Le fer et la mer
La décision d'Eurotunnel de déposer, le 10 avril dernier, un recours contre le contrat de concession portuaire qui doit donner lieu à la plus vaste opération d'investissement dans la région (on parle d'un milliard d'euros) a rallumé les feux sur la Côte d'Opale. Dans un contexte où Eurotunnel pourrait définitivement sortir du maritime (l'affaire MyFerryLink) et où la proximité des élections régionales semble tétaniser les élus, le projet de Calais port 2015 va très probablement prendre du retard. Enquête.
Les affaires maritimes (et ferroviaires) du Calaisis ont pris une ampleur rarement atteinte de mémoire d’expert. Il règne en effet une ambiance à tirer au couteau entre la CCI Côte d’Opale et la plus grande entreprise de son territoire. On se croirait revenus au temps où les consulaires-portuaires refusaient le Tunnel. Rappel des faits.

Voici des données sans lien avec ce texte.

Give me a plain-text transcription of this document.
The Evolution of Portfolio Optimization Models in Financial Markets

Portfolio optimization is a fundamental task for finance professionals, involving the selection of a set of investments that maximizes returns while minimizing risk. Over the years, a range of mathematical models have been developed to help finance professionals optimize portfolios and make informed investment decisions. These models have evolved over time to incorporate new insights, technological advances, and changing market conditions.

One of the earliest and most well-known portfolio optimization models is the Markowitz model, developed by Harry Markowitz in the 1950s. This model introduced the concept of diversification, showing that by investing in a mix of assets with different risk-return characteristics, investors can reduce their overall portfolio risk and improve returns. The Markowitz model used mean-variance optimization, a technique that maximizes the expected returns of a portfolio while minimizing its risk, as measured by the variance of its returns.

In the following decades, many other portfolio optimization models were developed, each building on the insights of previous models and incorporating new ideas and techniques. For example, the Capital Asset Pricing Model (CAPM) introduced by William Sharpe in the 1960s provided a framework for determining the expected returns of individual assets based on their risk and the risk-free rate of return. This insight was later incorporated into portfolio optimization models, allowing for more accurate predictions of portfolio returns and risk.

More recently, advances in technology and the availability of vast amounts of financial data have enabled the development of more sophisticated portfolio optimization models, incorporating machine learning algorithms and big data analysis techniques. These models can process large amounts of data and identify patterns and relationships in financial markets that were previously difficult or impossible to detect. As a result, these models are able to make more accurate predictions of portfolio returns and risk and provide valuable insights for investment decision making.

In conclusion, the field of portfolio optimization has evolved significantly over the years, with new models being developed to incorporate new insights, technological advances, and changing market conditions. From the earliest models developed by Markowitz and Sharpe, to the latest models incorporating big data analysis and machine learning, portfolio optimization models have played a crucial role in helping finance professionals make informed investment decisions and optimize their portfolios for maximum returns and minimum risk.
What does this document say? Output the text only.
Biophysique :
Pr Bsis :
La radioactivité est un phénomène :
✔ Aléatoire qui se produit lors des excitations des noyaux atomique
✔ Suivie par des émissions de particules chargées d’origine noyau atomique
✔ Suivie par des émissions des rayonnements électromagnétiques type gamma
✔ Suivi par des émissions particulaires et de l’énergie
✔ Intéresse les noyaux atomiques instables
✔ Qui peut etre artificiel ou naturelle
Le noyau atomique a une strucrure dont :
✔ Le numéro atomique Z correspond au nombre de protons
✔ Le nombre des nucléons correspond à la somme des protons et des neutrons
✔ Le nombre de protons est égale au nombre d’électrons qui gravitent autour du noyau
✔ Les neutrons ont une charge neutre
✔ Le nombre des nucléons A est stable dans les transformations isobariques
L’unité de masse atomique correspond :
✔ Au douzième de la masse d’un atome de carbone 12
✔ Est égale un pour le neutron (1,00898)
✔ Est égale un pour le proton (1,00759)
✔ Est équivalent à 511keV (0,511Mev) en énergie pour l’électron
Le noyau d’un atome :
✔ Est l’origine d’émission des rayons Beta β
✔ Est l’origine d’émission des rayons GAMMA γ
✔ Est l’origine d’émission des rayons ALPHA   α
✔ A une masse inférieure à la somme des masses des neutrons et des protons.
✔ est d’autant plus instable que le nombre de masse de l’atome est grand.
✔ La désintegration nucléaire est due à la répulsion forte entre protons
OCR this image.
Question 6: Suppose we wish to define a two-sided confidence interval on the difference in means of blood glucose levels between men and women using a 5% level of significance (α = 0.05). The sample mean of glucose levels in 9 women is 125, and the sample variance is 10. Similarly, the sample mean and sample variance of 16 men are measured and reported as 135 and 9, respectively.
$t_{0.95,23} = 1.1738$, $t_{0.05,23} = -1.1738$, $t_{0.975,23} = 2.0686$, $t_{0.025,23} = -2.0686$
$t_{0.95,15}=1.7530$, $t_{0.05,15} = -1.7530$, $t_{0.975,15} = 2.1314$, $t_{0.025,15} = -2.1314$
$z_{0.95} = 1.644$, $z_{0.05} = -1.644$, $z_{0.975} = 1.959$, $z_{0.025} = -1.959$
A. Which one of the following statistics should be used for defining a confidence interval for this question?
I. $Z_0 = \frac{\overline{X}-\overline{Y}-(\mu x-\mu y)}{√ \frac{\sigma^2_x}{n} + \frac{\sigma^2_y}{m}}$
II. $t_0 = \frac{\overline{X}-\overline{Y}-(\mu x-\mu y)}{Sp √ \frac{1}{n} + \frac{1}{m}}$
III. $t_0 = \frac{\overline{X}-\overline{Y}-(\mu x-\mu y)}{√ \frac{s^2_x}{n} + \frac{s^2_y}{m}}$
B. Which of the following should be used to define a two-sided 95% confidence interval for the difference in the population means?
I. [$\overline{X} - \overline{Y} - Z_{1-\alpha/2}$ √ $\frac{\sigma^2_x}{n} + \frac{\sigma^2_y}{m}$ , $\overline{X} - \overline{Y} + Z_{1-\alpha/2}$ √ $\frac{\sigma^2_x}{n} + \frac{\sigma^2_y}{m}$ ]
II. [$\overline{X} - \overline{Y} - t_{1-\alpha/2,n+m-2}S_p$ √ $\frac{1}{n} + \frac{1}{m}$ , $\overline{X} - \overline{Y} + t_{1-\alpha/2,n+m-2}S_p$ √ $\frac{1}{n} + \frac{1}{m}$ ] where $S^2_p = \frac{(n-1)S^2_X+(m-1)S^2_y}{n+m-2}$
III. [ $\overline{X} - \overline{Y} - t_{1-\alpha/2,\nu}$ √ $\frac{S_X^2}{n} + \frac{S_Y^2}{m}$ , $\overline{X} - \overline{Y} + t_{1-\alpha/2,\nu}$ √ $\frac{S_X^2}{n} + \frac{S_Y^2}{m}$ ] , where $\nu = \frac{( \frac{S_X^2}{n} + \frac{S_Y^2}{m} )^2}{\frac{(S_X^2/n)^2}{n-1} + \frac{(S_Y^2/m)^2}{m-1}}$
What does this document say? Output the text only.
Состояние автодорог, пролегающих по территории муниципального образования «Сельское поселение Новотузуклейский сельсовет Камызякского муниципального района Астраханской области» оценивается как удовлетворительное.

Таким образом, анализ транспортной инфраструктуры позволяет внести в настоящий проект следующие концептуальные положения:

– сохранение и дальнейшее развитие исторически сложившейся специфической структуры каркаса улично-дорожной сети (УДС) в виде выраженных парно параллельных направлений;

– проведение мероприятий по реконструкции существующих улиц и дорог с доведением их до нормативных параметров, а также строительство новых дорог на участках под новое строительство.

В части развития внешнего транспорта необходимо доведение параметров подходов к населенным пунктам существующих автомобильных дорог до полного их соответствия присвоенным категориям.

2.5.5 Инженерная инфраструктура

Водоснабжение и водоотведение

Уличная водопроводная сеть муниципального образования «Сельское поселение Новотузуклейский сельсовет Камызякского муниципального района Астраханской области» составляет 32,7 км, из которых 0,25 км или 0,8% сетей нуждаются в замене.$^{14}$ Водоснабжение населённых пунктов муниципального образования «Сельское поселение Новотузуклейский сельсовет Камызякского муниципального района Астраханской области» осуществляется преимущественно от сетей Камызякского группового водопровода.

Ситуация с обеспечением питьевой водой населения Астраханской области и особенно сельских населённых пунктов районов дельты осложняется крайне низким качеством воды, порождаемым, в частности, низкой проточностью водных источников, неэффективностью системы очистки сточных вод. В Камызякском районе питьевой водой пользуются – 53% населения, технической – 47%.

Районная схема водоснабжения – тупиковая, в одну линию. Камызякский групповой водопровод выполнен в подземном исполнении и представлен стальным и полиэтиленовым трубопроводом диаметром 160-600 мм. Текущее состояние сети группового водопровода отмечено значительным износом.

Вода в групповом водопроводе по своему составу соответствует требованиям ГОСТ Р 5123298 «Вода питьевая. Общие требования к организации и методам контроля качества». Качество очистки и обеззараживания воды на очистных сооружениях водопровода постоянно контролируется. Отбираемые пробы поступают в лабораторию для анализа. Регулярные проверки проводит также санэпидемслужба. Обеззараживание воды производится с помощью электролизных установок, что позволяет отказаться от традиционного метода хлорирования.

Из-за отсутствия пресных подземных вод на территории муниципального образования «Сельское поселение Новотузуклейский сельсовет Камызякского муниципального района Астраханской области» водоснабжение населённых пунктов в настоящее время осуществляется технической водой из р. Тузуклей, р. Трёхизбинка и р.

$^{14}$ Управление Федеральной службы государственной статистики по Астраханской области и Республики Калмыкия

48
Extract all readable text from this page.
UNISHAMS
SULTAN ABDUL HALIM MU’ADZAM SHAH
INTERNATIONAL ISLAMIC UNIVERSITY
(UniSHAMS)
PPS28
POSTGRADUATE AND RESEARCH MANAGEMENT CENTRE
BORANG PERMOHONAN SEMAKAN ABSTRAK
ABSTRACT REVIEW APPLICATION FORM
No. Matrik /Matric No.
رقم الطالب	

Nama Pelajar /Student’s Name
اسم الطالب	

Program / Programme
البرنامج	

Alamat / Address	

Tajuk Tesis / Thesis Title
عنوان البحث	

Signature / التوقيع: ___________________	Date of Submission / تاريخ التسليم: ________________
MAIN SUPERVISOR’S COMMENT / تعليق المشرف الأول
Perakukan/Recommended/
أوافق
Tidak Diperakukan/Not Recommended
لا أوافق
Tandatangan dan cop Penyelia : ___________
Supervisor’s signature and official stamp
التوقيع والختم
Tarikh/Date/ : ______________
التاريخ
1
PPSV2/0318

Mi-janvier, le Conseil régional signe le contrat de concession portuaire qui ouvre le chantier des ports de Calais et Boulogne-sur-Mer. Doublement du bassin à Calais, construction de nouvelles passerelles, rénovation du port de Boulogne, aménagements nombreux et variés. On parle d’un milliard d’euros sur l’ensemble de l’opération, 650 M€ pour Calais (chiffre CCI Côte d’Opale). On se congratule : 2 000 emplois en permanence pendant six ans, 3 000 en direct et induits… Le chômage reculera. Mais voilà, deux mois plus tard, on apprend que Jacques Gounon a déposé un recours contre ce contrat qui fausserait la concurrence. Le raisonnement est connu et cohérent : pourquoi un opérateur de transport (en l’occurrence la CCI régionale) bénéficierait-il d’aides financières et de garanties alors qu’un opérateur privé (Eurotunnel), directement concurrent, en serait privé ? Jacques Gounon le présente ainsi : «Regardons les choses simplement : la CCI est encore riche, l’argent n’a jamais été aussi peu cher et le contribuable devrait prendre le risque qu’un privé ne veut pas prendre pour investir ? Nous, nous n’avons pas de subventions.» Repreneur des navires de SeaFrance, Groupe Eurotunnel les a mis en vente suite à la décision de la justice anglaise de lui interdire l’accès au port de Douvres à partir du 9 juillet prochain. Sa filiale MyFerryLink et son sous-traitant, la Scop des anciens de SeaFrance, jouent leur sort ces prochaines semaines. «Je me souviens bien du moment où nous sommes venus dans le dossier de la reprise de SeaFrance. Nous avons été bien seuls et nous avons sauvé plus de 300 emplois, rappelle encore Jacques Gounon. J’ai bien entendu la promesse d’une aide de 15 millions d’euros par le président Percheron lors de la reprise des navires. Mais je n’en ai pas vu le premier.»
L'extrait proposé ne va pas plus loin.